I am both alarmed and fearful of the current state of safety on Howard University’s campus. Within a week, Howard Plaza Towers East has been broken into multiple times by individuals who are not students of this University. While no one was injured, our students were robbed of their items, but most importantly, of their trust in this University to keep them safe.
When Sheamari Whitaker moved into Howard Plaza Towers East earlier this semester, she described the process as smooth, hoping it would be similar to the warm and welcoming space she had as a freshman in Harriet Tubman Quadrangle. Four weeks into this school year, the sophomore political science major said her experience on campus has been chaotic and unsafe, a sentiment that many Howard University students share.
On Sept. 11, at approximately 2:35 a.m., students residing in Howard Plaza Towers East evacuated the building when a fire alarm was pulled on the eighth floor. Two unidentified men were reported being seen inside the building, according to the Howard University Department of Public Safety (DPS) and the Office of Residence Life and University Housing.
Students reported that the two men were knocking on dorm room doors asking students to sleep in their rooms. One student described one of the unidentified men as having what seemed to be blood on his shirt and face.
“I don’t feel as safe as I should be. Between the bomb threats and the two unidentifed men walking around East, I feel a bit scared,” Whitaker said. “It’s unfortunate that I pay so much money to attend here, that I have to constantly deal with threats in an environment that should feel like home. As of right now, many RAs and staff members of Towers are doing their best to keep us safe, however I feel like more can be done.”
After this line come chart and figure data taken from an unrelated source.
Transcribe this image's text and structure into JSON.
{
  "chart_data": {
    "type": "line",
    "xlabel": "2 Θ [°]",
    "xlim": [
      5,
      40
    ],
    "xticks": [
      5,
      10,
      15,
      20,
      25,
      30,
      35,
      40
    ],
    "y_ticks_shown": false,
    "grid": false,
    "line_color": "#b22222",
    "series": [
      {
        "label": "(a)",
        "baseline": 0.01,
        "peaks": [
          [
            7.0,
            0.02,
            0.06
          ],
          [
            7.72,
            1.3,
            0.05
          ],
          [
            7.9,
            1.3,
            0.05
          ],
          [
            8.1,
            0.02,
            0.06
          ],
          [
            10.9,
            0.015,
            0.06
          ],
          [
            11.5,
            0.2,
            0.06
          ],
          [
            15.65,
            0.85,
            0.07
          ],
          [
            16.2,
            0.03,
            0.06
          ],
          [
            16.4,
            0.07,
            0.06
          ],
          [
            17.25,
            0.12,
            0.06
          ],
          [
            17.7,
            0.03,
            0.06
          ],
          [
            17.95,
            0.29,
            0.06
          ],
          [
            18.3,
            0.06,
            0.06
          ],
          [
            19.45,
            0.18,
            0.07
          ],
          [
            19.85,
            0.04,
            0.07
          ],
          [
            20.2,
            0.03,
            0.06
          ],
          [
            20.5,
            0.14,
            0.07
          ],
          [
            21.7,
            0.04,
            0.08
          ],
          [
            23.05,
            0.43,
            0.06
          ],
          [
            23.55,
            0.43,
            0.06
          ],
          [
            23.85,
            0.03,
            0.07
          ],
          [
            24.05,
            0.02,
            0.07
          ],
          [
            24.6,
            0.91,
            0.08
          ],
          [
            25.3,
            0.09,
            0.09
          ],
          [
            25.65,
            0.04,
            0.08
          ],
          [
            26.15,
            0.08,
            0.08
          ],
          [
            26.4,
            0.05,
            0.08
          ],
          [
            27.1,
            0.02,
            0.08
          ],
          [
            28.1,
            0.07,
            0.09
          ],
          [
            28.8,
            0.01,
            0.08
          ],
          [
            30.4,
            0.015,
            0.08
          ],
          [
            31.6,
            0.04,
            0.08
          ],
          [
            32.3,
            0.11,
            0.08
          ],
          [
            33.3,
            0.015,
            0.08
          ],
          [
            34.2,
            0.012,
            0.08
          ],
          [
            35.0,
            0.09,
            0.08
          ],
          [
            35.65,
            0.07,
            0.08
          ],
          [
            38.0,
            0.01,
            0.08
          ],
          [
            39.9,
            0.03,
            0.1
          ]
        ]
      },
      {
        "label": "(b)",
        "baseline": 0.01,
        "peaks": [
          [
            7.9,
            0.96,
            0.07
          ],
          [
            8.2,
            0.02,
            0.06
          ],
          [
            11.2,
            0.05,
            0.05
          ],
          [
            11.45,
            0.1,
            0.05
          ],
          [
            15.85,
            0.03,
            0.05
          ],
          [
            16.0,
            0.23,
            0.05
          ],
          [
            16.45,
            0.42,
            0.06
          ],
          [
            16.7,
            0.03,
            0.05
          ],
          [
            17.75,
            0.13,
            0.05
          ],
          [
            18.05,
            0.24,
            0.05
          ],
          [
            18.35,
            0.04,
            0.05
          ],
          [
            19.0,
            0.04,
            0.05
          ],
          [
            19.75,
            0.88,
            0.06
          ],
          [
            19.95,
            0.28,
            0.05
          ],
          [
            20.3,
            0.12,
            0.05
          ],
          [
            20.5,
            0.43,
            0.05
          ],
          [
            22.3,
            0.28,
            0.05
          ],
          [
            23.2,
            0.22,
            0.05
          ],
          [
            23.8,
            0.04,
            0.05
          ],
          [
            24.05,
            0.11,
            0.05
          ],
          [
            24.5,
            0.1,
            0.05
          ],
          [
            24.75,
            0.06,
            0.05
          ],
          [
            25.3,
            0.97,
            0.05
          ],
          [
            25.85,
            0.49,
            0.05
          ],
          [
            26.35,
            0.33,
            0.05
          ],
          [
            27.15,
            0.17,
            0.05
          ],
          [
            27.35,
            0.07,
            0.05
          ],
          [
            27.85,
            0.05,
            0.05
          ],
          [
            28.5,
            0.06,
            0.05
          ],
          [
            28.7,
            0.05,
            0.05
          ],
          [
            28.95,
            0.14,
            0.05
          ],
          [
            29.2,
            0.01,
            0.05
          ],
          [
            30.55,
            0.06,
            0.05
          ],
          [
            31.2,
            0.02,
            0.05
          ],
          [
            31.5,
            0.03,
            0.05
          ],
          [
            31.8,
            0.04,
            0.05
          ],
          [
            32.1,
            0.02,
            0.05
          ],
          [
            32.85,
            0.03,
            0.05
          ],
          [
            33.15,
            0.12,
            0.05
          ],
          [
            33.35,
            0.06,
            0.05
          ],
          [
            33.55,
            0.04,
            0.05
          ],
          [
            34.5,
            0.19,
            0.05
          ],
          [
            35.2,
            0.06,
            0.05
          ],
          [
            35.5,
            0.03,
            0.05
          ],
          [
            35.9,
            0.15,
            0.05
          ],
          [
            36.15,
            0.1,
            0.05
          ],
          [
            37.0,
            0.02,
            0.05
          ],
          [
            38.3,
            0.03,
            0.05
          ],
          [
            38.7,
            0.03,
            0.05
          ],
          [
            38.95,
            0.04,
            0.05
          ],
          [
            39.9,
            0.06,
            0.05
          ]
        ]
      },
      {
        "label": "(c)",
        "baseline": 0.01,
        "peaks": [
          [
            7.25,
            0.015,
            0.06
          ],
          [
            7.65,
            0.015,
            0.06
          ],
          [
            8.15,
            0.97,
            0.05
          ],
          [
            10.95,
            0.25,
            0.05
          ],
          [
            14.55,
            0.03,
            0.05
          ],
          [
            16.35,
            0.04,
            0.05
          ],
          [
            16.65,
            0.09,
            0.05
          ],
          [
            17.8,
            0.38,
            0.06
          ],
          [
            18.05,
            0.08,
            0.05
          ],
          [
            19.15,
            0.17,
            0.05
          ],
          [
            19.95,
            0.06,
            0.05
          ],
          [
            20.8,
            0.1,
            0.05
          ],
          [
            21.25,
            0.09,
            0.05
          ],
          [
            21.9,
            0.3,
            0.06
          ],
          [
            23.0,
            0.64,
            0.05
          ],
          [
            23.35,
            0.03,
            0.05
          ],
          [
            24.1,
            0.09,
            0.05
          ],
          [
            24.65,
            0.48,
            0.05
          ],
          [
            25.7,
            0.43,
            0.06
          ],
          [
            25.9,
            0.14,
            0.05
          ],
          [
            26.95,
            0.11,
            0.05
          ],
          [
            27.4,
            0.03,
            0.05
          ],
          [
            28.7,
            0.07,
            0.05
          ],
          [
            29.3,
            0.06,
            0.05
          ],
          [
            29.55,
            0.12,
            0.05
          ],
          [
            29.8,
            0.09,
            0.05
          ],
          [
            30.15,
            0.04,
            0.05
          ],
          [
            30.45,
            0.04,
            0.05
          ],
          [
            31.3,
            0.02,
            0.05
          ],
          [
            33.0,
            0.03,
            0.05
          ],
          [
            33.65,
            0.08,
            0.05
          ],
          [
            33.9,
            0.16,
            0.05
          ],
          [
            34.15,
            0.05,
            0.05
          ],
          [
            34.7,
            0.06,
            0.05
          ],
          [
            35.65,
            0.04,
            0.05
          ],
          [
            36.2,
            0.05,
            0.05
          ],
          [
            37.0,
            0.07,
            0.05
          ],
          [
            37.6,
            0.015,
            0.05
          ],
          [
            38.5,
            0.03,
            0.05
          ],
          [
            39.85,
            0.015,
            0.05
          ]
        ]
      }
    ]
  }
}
While the University stated that an investigation by DPS is underway and “top priority,” a formal police report was not filed on behalf of any residence hall staff or students regarding the break-in incident, The Hilltop confirmed with the D.C. Metropolitan Police Department (MPD).
“We are following standard operating procedures that include reviewing surveillance footage and conducting interviews to verify the accounts provided to residence life staff and those published on various social media platforms to ensure that we are operating from a factual standpoint,” DPS said in a statement released to the students and parents of Howard Plaza Towers East later in the day on Sept. 11.
With no formal police report, arrests or MPD investigation, students await closure to this incident, once again bringing into question the reality of safety for Howard students. While no students were harmed in this incident, it does not mitigate the fear that our campus is not as safe as it needs to be, as this was not the only break-in attempt to occur.
One week later, on Sept. 17, Howard Plaza Towers East was broken into, again. Students reported a group of individuals, including boys ages 10 and 11, breaking into dorms and stealing items including money, Beats headphones, books, shoes, an Xbox and a speaker.
With multiple break-ins in such a short period of time, it is seemingly common knowledge among the surrounding community that it is easy to get inside of our dormitories, particularly through the emergency side exit doors that remain unguarded from the inside and out. This is inexcusable, embarrassing and, above all, dangerous.
One student affected by these incidents, is one student too many.
It remains the responsibility of Howard University to maintain a safe environment for students and faculty. When our students do not feel safe in what should be their home-away-from-home, how can they possibly be expected to perform well in their academic duties? If the safety and well-being of our students is what is most important, then more needs to be done to ensure that repeated break-ins do not become a normality on our campus.
While students are rightfully frustrated with campus safety in the dorms, we also have a hand in enacting preventative measures as well. Students should refrain from using the emergency exit side doors on the buildings, unless evacuating an emergency. These exits have become well-known points of access, and it is our duty to limit the accessibility these doors offer to non-Howard students looking for a way to get inside.